Actually, the reverse happens far more often. If a company manages to insert themselves between you and your users, they can then work their way down the value chain and replace you as a supplier. It works both ways and typically the company with the direct consumer relationship has the advantage.
Costco distributes food under the "Kirkland Signature" brand, competing with its own suppliers.
Uber was started by using a towncar service and getting cars dispatched. They now hire their own drivers directly.
Old fashioned steel companies were famous for owning the entire supply chain, all the way from the coal and iron mines and the rail roads through the steel factories.
Google is (attempting) this move by creating a review service to eat Yelp's lunch and displace them as a supplier of reviews to people searching Google.

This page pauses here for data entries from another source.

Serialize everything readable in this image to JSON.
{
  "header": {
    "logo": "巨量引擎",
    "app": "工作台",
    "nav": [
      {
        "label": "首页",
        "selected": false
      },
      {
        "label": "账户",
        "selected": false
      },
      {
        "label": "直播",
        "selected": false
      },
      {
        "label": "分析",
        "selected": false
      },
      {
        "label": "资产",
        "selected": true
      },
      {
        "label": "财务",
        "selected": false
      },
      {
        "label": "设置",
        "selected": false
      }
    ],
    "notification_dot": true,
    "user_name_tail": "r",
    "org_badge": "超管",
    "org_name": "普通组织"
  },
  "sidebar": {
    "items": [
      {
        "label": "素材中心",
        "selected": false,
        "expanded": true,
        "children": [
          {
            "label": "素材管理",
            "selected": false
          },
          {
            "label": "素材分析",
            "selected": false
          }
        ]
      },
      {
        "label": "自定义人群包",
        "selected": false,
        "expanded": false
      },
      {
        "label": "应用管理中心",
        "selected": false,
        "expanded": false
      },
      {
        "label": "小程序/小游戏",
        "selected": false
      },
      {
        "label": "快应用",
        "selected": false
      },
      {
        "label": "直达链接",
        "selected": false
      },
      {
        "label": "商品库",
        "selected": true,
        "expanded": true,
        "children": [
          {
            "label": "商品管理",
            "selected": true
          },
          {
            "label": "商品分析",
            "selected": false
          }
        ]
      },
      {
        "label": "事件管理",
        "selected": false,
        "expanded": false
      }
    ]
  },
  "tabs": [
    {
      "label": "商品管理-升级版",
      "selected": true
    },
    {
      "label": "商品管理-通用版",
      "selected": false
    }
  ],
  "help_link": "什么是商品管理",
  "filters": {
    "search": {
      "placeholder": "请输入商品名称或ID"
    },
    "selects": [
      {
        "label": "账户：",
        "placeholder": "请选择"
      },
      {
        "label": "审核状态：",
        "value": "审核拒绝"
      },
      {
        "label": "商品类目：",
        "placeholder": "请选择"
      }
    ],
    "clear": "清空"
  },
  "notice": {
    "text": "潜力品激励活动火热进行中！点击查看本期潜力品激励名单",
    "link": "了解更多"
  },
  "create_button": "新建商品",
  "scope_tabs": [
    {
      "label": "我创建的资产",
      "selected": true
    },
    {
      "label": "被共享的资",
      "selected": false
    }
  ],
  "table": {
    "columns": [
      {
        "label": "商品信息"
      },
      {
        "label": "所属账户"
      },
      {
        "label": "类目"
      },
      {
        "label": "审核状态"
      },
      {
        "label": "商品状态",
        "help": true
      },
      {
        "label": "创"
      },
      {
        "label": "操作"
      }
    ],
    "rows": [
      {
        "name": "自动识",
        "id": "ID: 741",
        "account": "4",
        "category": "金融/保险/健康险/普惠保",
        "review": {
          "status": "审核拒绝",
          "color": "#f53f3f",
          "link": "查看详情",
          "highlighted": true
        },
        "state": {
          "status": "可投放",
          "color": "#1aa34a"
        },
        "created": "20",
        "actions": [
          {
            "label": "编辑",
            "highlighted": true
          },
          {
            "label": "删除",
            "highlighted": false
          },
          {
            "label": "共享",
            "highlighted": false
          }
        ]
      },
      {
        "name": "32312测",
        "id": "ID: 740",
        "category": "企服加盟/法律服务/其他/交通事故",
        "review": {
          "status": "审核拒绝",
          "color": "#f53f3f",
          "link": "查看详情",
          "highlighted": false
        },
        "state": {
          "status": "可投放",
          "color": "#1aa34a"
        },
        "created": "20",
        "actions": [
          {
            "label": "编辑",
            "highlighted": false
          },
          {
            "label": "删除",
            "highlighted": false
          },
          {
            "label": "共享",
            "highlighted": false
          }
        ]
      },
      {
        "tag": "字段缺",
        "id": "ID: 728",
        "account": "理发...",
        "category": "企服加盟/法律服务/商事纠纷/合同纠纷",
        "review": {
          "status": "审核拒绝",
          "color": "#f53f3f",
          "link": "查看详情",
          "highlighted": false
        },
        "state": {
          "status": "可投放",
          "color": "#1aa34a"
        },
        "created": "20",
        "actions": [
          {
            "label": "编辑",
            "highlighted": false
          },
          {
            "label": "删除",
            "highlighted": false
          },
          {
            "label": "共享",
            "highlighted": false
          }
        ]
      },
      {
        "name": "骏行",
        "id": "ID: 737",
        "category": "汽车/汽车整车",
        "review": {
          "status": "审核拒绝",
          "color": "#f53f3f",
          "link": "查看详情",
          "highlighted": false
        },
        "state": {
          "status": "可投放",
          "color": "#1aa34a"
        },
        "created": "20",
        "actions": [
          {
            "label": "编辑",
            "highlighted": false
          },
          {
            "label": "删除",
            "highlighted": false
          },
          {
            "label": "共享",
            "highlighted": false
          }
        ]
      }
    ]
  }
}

Netflix creates House of Cards to compete with its own suppliers of movies.
In terms of supermarket chains I understood it to be whitelabelled - i.e. that primarily they have their own-brand goods manufactured at a factory that already produces the goods sold under other brands. So, for example Tesco have a "wheat biscuit" product physically identical to Weetabix and indeed it's made in the same factory. Do Supermarkets really run their own factories for many/most/all goods sold under their brand?
I worked in the past at a supplier that labelled goods on the same packing line for different grocery retailers (QC and the label being the only differentiators).